Verinder Bangroo, Regional Director of IGNC (Indira Gandhi National Centre for the Arts), Ministry of Culture, said: “L.B. Shastri is a ‘personalia museum’ and the relevance of museums is for all times to come and for all sections of people and visiting this museum, one will come to know about this great personality who lived a very simple, sincere and dedicated life for his country. After going through this museum, one can glean from the exhibits the simplicity of this great son of India.”
Kundan Kumar, the curator at Lal Bahadur Shastri museum, said: “We would receive visitors in thousands, there would be many foreign tourists among them. They would come to relish the things that our second prime minister was surrounded with, the things we have here give people a good idea of what the erstwhile PM used to wear, how they would carry themselves, and what accessories they used while serving the country.”

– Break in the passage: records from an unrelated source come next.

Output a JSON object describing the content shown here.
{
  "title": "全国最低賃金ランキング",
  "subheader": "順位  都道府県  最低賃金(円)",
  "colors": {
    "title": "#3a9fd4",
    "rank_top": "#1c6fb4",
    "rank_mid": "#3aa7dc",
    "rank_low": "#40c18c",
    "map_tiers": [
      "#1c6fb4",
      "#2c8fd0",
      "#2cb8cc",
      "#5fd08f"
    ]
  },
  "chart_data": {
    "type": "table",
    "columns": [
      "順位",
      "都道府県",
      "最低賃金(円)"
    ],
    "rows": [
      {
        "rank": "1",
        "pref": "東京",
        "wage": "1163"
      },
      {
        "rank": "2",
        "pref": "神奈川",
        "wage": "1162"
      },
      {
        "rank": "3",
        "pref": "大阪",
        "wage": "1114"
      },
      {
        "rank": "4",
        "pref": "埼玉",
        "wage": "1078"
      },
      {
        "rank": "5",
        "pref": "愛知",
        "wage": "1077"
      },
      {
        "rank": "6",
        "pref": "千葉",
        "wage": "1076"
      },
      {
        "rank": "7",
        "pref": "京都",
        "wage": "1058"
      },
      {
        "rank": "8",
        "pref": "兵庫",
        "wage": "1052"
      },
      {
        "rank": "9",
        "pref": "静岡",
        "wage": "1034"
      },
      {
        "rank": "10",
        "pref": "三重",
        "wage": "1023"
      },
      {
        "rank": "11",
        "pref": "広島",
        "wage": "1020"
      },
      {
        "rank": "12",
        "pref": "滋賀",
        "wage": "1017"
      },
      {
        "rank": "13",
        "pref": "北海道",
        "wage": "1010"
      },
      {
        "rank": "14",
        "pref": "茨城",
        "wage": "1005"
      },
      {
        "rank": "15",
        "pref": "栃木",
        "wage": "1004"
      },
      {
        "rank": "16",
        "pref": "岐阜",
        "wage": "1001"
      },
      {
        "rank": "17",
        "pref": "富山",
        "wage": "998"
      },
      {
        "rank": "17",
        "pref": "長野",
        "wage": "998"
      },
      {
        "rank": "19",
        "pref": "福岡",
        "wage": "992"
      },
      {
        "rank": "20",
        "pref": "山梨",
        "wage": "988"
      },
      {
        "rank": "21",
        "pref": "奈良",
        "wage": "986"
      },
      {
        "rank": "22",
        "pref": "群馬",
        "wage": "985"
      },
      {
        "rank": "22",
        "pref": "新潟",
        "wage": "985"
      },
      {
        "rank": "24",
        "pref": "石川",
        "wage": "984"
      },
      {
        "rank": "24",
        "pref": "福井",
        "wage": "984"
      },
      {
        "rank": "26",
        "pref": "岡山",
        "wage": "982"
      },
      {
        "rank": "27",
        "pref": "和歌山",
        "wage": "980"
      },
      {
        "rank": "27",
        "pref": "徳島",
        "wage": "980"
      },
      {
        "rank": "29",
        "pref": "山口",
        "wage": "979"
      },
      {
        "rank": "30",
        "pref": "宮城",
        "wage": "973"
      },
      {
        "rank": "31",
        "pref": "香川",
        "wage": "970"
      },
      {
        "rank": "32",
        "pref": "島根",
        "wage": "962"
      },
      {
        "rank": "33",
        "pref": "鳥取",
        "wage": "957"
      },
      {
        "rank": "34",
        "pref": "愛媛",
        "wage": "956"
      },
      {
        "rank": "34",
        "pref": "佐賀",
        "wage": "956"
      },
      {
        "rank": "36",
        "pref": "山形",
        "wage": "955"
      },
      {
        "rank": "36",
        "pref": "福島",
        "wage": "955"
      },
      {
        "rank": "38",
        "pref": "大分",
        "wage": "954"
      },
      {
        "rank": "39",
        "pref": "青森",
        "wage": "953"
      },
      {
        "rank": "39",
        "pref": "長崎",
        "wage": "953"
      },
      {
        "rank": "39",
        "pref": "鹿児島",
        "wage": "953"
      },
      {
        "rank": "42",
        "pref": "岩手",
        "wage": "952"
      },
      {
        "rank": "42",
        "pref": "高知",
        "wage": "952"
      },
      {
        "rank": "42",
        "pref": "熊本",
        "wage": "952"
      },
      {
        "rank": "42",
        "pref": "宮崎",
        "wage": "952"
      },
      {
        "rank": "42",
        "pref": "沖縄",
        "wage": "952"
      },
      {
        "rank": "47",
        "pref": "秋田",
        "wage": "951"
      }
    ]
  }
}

Kumar said: “The pandemic has brought everything to a standstill; this place would be full of people eager to see the museum; they would ask about the exhibits, we would mostly be busy with them in overseeing them and answering their questions, but now visitors are half in number compared to what it used to be before the pandemic. Also, there are very few foreign visitors: before the pandemic we used to receive 60,000 tourists and now the numbers have dropped to less than 27,000.”
Prakash, a visitor from Madya Pradhesh, said: “It is amazing how much of the exhibits they have collected and preserved, it makes us revisit our history or revisit a person who ran a part of our history. It gives us an immense pleasure seeing the things that belonged to one of the honest leaders of our country.”
Subodh Kumar, a worker at the Lal Bahadur Shastri Memorial museum, said: “The alleys we have would normally be filled with people, they would take right and left glances and sometimes persist upon a particular exhibit, and that made this museum lively. It’s the fear of the disease that has made people sit at home and avoid places of gatherings.”